Which is why updates like Firefox 117 may seem unexciting (though I’m not saying this is a bad thing, before anyone jumps me in the comments).
Case in point?
The headline feature in Firefox 117 is a new hidden preference that allows users to “disable Firefox forcing the context menu to appear when pressing shift+right-click on a webpage as it can sometimes cause undesirable outcomes on certain sites.”
A local, privacy-friendly translation feature was expected to ship in Firefox 117 but, for reasons unknown, got held back for a future release — hopefully it’ll turn up in Firefox 118, out next month.

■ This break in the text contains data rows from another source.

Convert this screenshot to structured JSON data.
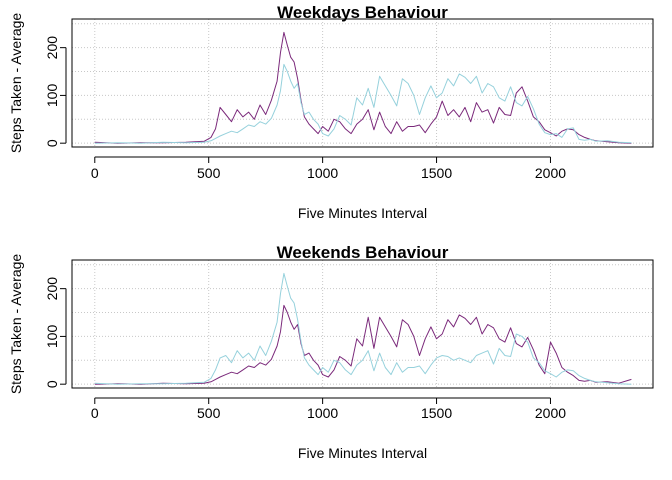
{
  "chart_data": [
    {
      "type": "line",
      "title": "Weekdays Behaviour",
      "xlabel": "Five Minutes Interval",
      "ylabel": "Steps Taken - Average",
      "xlim": [
        -100,
        2450
      ],
      "ylim": [
        -8,
        260
      ],
      "xticks": [
        0,
        500,
        1000,
        1500,
        2000
      ],
      "yticks": [
        0,
        100,
        200
      ],
      "grid": true,
      "series": [
        {
          "color": "#7b2a7b",
          "x": [
            0,
            100,
            200,
            300,
            400,
            480,
            510,
            530,
            550,
            575,
            600,
            625,
            650,
            675,
            700,
            725,
            750,
            775,
            800,
            815,
            830,
            845,
            860,
            875,
            890,
            905,
            920,
            940,
            960,
            980,
            1000,
            1025,
            1050,
            1075,
            1100,
            1125,
            1150,
            1175,
            1200,
            1225,
            1250,
            1275,
            1300,
            1325,
            1350,
            1375,
            1400,
            1425,
            1450,
            1475,
            1500,
            1525,
            1550,
            1575,
            1600,
            1625,
            1650,
            1675,
            1700,
            1725,
            1750,
            1775,
            1800,
            1825,
            1850,
            1875,
            1900,
            1925,
            1950,
            1975,
            2000,
            2025,
            2050,
            2075,
            2100,
            2125,
            2150,
            2175,
            2200,
            2250,
            2300,
            2355
          ],
          "y": [
            2,
            0,
            1,
            1,
            2,
            4,
            12,
            30,
            75,
            60,
            45,
            70,
            55,
            65,
            50,
            80,
            60,
            90,
            130,
            190,
            232,
            205,
            180,
            170,
            135,
            90,
            55,
            40,
            30,
            20,
            35,
            25,
            50,
            45,
            30,
            20,
            40,
            50,
            70,
            28,
            65,
            35,
            20,
            45,
            25,
            35,
            35,
            38,
            22,
            40,
            55,
            88,
            58,
            70,
            55,
            75,
            45,
            85,
            65,
            70,
            42,
            75,
            60,
            58,
            105,
            118,
            88,
            55,
            45,
            28,
            22,
            15,
            25,
            30,
            28,
            18,
            12,
            8,
            5,
            3,
            1,
            0
          ]
        },
        {
          "color": "#96d1dc",
          "x": [
            0,
            100,
            200,
            300,
            400,
            480,
            510,
            530,
            550,
            575,
            600,
            625,
            650,
            675,
            700,
            725,
            750,
            775,
            800,
            815,
            830,
            845,
            860,
            875,
            890,
            905,
            920,
            940,
            960,
            980,
            1000,
            1025,
            1050,
            1075,
            1100,
            1125,
            1150,
            1175,
            1200,
            1225,
            1250,
            1275,
            1300,
            1325,
            1350,
            1375,
            1400,
            1425,
            1450,
            1475,
            1500,
            1525,
            1550,
            1575,
            1600,
            1625,
            1650,
            1675,
            1700,
            1725,
            1750,
            1775,
            1800,
            1825,
            1850,
            1875,
            1900,
            1925,
            1950,
            1975,
            2000,
            2025,
            2050,
            2075,
            2100,
            2125,
            2150,
            2175,
            2200,
            2250,
            2300,
            2355
          ],
          "y": [
            0,
            1,
            0,
            2,
            1,
            2,
            5,
            10,
            15,
            20,
            25,
            22,
            30,
            38,
            35,
            45,
            40,
            52,
            80,
            110,
            165,
            150,
            130,
            115,
            125,
            85,
            60,
            65,
            50,
            40,
            20,
            15,
            30,
            58,
            50,
            38,
            95,
            80,
            115,
            75,
            140,
            120,
            100,
            78,
            135,
            125,
            100,
            60,
            95,
            120,
            95,
            105,
            135,
            120,
            145,
            138,
            125,
            140,
            105,
            125,
            118,
            95,
            88,
            118,
            85,
            78,
            98,
            72,
            40,
            22,
            18,
            20,
            12,
            30,
            32,
            8,
            6,
            8,
            4,
            5,
            2,
            1
          ]
        }
      ]
    },
    {
      "type": "line",
      "title": "Weekends Behaviour",
      "xlabel": "Five Minutes Interval",
      "ylabel": "Steps Taken - Average",
      "xlim": [
        -100,
        2450
      ],
      "ylim": [
        -8,
        260
      ],
      "xticks": [
        0,
        500,
        1000,
        1500,
        2000
      ],
      "yticks": [
        0,
        100,
        200
      ],
      "grid": true,
      "series": [
        {
          "color": "#7b2a7b",
          "x": [
            0,
            100,
            200,
            300,
            400,
            480,
            510,
            530,
            550,
            575,
            600,
            625,
            650,
            675,
            700,
            725,
            750,
            775,
            800,
            815,
            830,
            845,
            860,
            875,
            890,
            905,
            920,
            940,
            960,
            980,
            1000,
            1025,
            1050,
            1075,
            1100,
            1125,
            1150,
            1175,
            1200,
            1225,
            1250,
            1275,
            1300,
            1325,
            1350,
            1375,
            1400,
            1425,
            1450,
            1475,
            1500,
            1525,
            1550,
            1575,
            1600,
            1625,
            1650,
            1675,
            1700,
            1725,
            1750,
            1775,
            1800,
            1825,
            1850,
            1875,
            1900,
            1925,
            1950,
            1975,
            2000,
            2025,
            2050,
            2075,
            2100,
            2125,
            2150,
            2175,
            2200,
            2250,
            2300,
            2355
          ],
          "y": [
            0,
            1,
            0,
            2,
            1,
            2,
            5,
            10,
            15,
            20,
            25,
            22,
            30,
            38,
            35,
            45,
            40,
            52,
            80,
            110,
            165,
            150,
            130,
            115,
            125,
            85,
            60,
            65,
            50,
            40,
            20,
            15,
            30,
            58,
            50,
            38,
            95,
            80,
            140,
            75,
            140,
            120,
            100,
            78,
            135,
            125,
            100,
            60,
            95,
            120,
            95,
            105,
            135,
            120,
            145,
            138,
            125,
            140,
            105,
            125,
            118,
            95,
            88,
            118,
            85,
            78,
            98,
            72,
            40,
            22,
            88,
            65,
            35,
            25,
            18,
            8,
            6,
            8,
            4,
            5,
            2,
            10
          ]
        },
        {
          "color": "#96d1dc",
          "x": [
            0,
            100,
            200,
            300,
            400,
            480,
            510,
            530,
            550,
            575,
            600,
            625,
            650,
            675,
            700,
            725,
            750,
            775,
            800,
            815,
            830,
            845,
            860,
            875,
            890,
            905,
            920,
            940,
            960,
            980,
            1000,
            1025,
            1050,
            1075,
            1100,
            1125,
            1150,
            1175,
            1200,
            1225,
            1250,
            1275,
            1300,
            1325,
            1350,
            1375,
            1400,
            1425,
            1450,
            1475,
            1500,
            1525,
            1550,
            1575,
            1600,
            1625,
            1650,
            1675,
            1700,
            1725,
            1750,
            1775,
            1800,
            1825,
            1850,
            1875,
            1900,
            1925,
            1950,
            1975,
            2000,
            2025,
            2050,
            2075,
            2100,
            2125,
            2150,
            2175,
            2200,
            2250,
            2300,
            2355
          ],
          "y": [
            2,
            0,
            1,
            1,
            2,
            4,
            12,
            30,
            55,
            60,
            45,
            70,
            55,
            65,
            50,
            80,
            60,
            90,
            130,
            190,
            232,
            205,
            180,
            170,
            135,
            90,
            55,
            40,
            30,
            20,
            35,
            25,
            50,
            45,
            30,
            20,
            40,
            50,
            70,
            28,
            65,
            35,
            20,
            45,
            25,
            35,
            35,
            38,
            22,
            40,
            55,
            60,
            58,
            50,
            55,
            50,
            45,
            60,
            65,
            70,
            42,
            75,
            60,
            58,
            105,
            100,
            88,
            55,
            45,
            28,
            22,
            15,
            25,
            30,
            28,
            18,
            12,
            8,
            5,
            3,
            1,
            0
          ]
        }
      ]
    }
  ]
}
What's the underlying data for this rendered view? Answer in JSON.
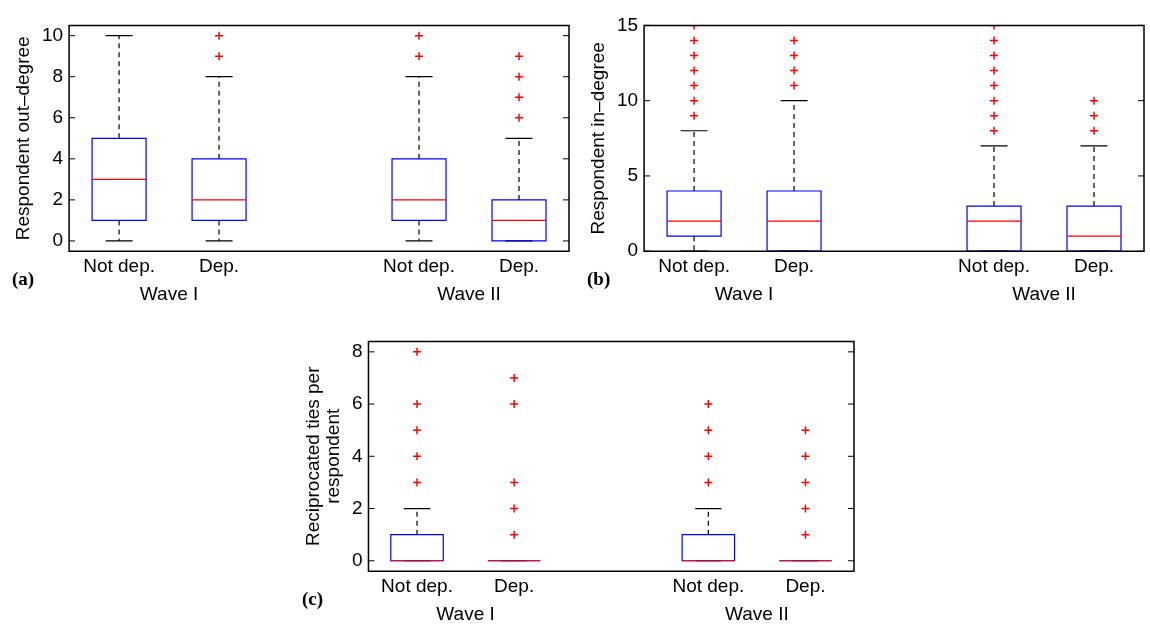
{
  "chart_data": [
    {
      "type": "box",
      "ylabel": "Respondent out–degree",
      "categories": [
        "Not dep.",
        "Dep.",
        null,
        "Not dep.",
        "Dep."
      ],
      "color": "#0000ff",
      "ylim": [
        -0.5,
        10.5
      ],
      "yticks": [
        0,
        2,
        4,
        6,
        8,
        10
      ],
      "annotations": [
        "(a)",
        "Wave I",
        "Wave II"
      ],
      "boxes": [
        {
          "low": 0,
          "q1": 1,
          "median": 3,
          "q3": 5,
          "high": 10
        },
        {
          "low": 0,
          "q1": 1,
          "median": 2,
          "q3": 4,
          "high": 8,
          "outliers": [
            9,
            10
          ]
        },
        null,
        {
          "low": 0,
          "q1": 1,
          "median": 2,
          "q3": 4,
          "high": 8,
          "outliers": [
            9,
            10
          ]
        },
        {
          "low": 0,
          "q1": 0,
          "median": 1,
          "q3": 2,
          "high": 5,
          "outliers": [
            6,
            7,
            8,
            9
          ]
        }
      ]
    },
    {
      "type": "box",
      "ylabel": "Respondent in–degree",
      "categories": [
        "Not dep.",
        "Dep.",
        null,
        "Not dep.",
        "Dep."
      ],
      "color": "#0000ff",
      "ylim": [
        0,
        15
      ],
      "yticks": [
        0,
        5,
        10,
        15
      ],
      "annotations": [
        "(b)",
        "Wave I",
        "Wave II"
      ],
      "boxes": [
        {
          "low": 0,
          "q1": 1,
          "median": 2,
          "q3": 4,
          "high": 8,
          "outliers": [
            9,
            10,
            11,
            12,
            13,
            14,
            15
          ]
        },
        {
          "low": 0,
          "q1": 0,
          "median": 2,
          "q3": 4,
          "high": 10,
          "outliers": [
            11,
            12,
            13,
            14
          ]
        },
        null,
        {
          "low": 0,
          "q1": 0,
          "median": 2,
          "q3": 3,
          "high": 7,
          "outliers": [
            8,
            9,
            10,
            11,
            12,
            13,
            14,
            15
          ]
        },
        {
          "low": 0,
          "q1": 0,
          "median": 1,
          "q3": 3,
          "high": 7,
          "outliers": [
            8,
            9,
            10
          ]
        }
      ]
    },
    {
      "type": "box",
      "ylabel": "Reciprocated ties per respondent",
      "categories": [
        "Not dep.",
        "Dep.",
        null,
        "Not dep.",
        "Dep."
      ],
      "color": "#0000ff",
      "ylim": [
        -0.4,
        8.4
      ],
      "yticks": [
        0,
        2,
        4,
        6,
        8
      ],
      "annotations": [
        "(c)",
        "Wave I",
        "Wave II"
      ],
      "boxes": [
        {
          "low": 0,
          "q1": 0,
          "median": 0,
          "q3": 1,
          "high": 2,
          "outliers": [
            3,
            4,
            5,
            6,
            8
          ]
        },
        {
          "low": 0,
          "q1": 0,
          "median": 0,
          "q3": 0,
          "high": 0,
          "outliers": [
            1,
            2,
            3,
            6,
            7
          ]
        },
        null,
        {
          "low": 0,
          "q1": 0,
          "median": 0,
          "q3": 1,
          "high": 2,
          "outliers": [
            3,
            4,
            5,
            6
          ]
        },
        {
          "low": 0,
          "q1": 0,
          "median": 0,
          "q3": 0,
          "high": 0,
          "outliers": [
            1,
            2,
            3,
            4,
            5
          ]
        }
      ]
    }
  ]
}
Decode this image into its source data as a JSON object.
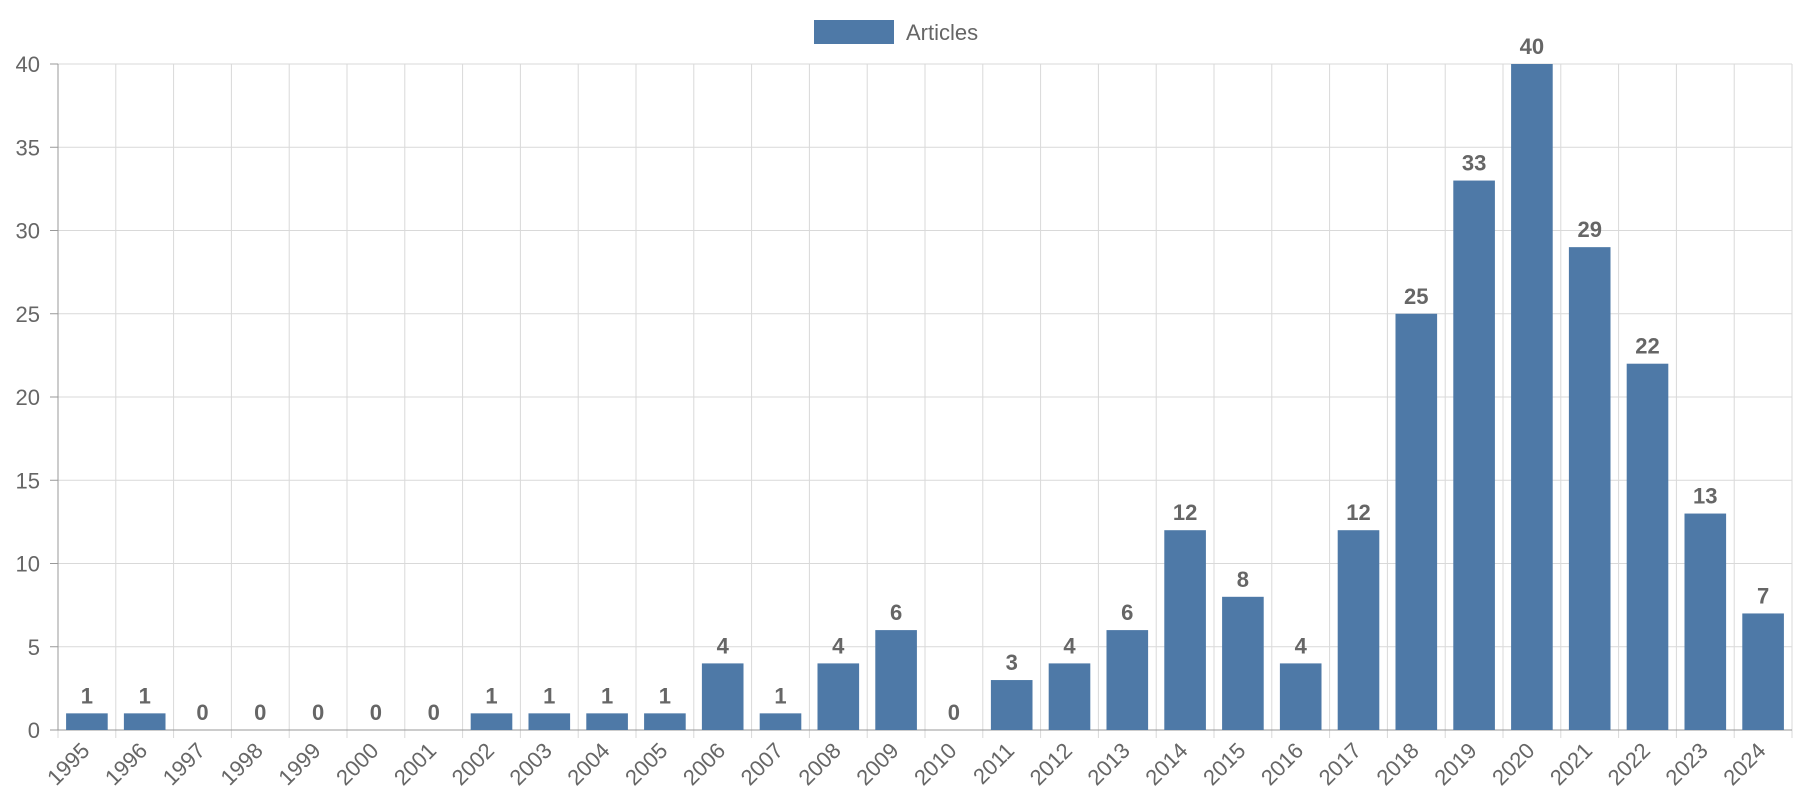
{
  "chart_data": {
    "type": "bar",
    "title": "",
    "xlabel": "",
    "ylabel": "",
    "ylim": [
      0,
      40
    ],
    "yticks": [
      0,
      5,
      10,
      15,
      20,
      25,
      30,
      35,
      40
    ],
    "grid": true,
    "legend_position": "top-center",
    "categories": [
      "1995",
      "1996",
      "1997",
      "1998",
      "1999",
      "2000",
      "2001",
      "2002",
      "2003",
      "2004",
      "2005",
      "2006",
      "2007",
      "2008",
      "2009",
      "2010",
      "2011",
      "2012",
      "2013",
      "2014",
      "2015",
      "2016",
      "2017",
      "2018",
      "2019",
      "2020",
      "2021",
      "2022",
      "2023",
      "2024"
    ],
    "series": [
      {
        "name": "Articles",
        "color": "#4e79a7",
        "values": [
          1,
          1,
          0,
          0,
          0,
          0,
          0,
          1,
          1,
          1,
          1,
          4,
          1,
          4,
          6,
          0,
          3,
          4,
          6,
          12,
          8,
          4,
          12,
          25,
          33,
          40,
          29,
          22,
          13,
          7
        ]
      }
    ],
    "data_labels": true
  }
}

On Linux, Firefox 117 no longer shows a screen sharing indicator under Wayland. Mozilla say this “never worked as well as on other platforms”, and reason that since most desktop environments (such as GNOME) display their own screen sharing indicators, no-one will miss it.
On the fixes front, YouTube video lists (I presume they mean playlists) now ‘scroll correctly when navigating with a screen reader’ – which is good to hear.
And that, web development buffs and security fixes, is that.
Want to download Firefox 117?
You can get it (as always) from the official Mozilla website, or fetch it direct from the Mozilla FTP.
However, most Linux users should wait for their distro to deliver it as a software update. On Ubuntu 22.04 LTS or above this happens automatically, in the background, via Snap (though you can remove the Firefox Snap and install Firefox as a Deb on Ubuntu instead).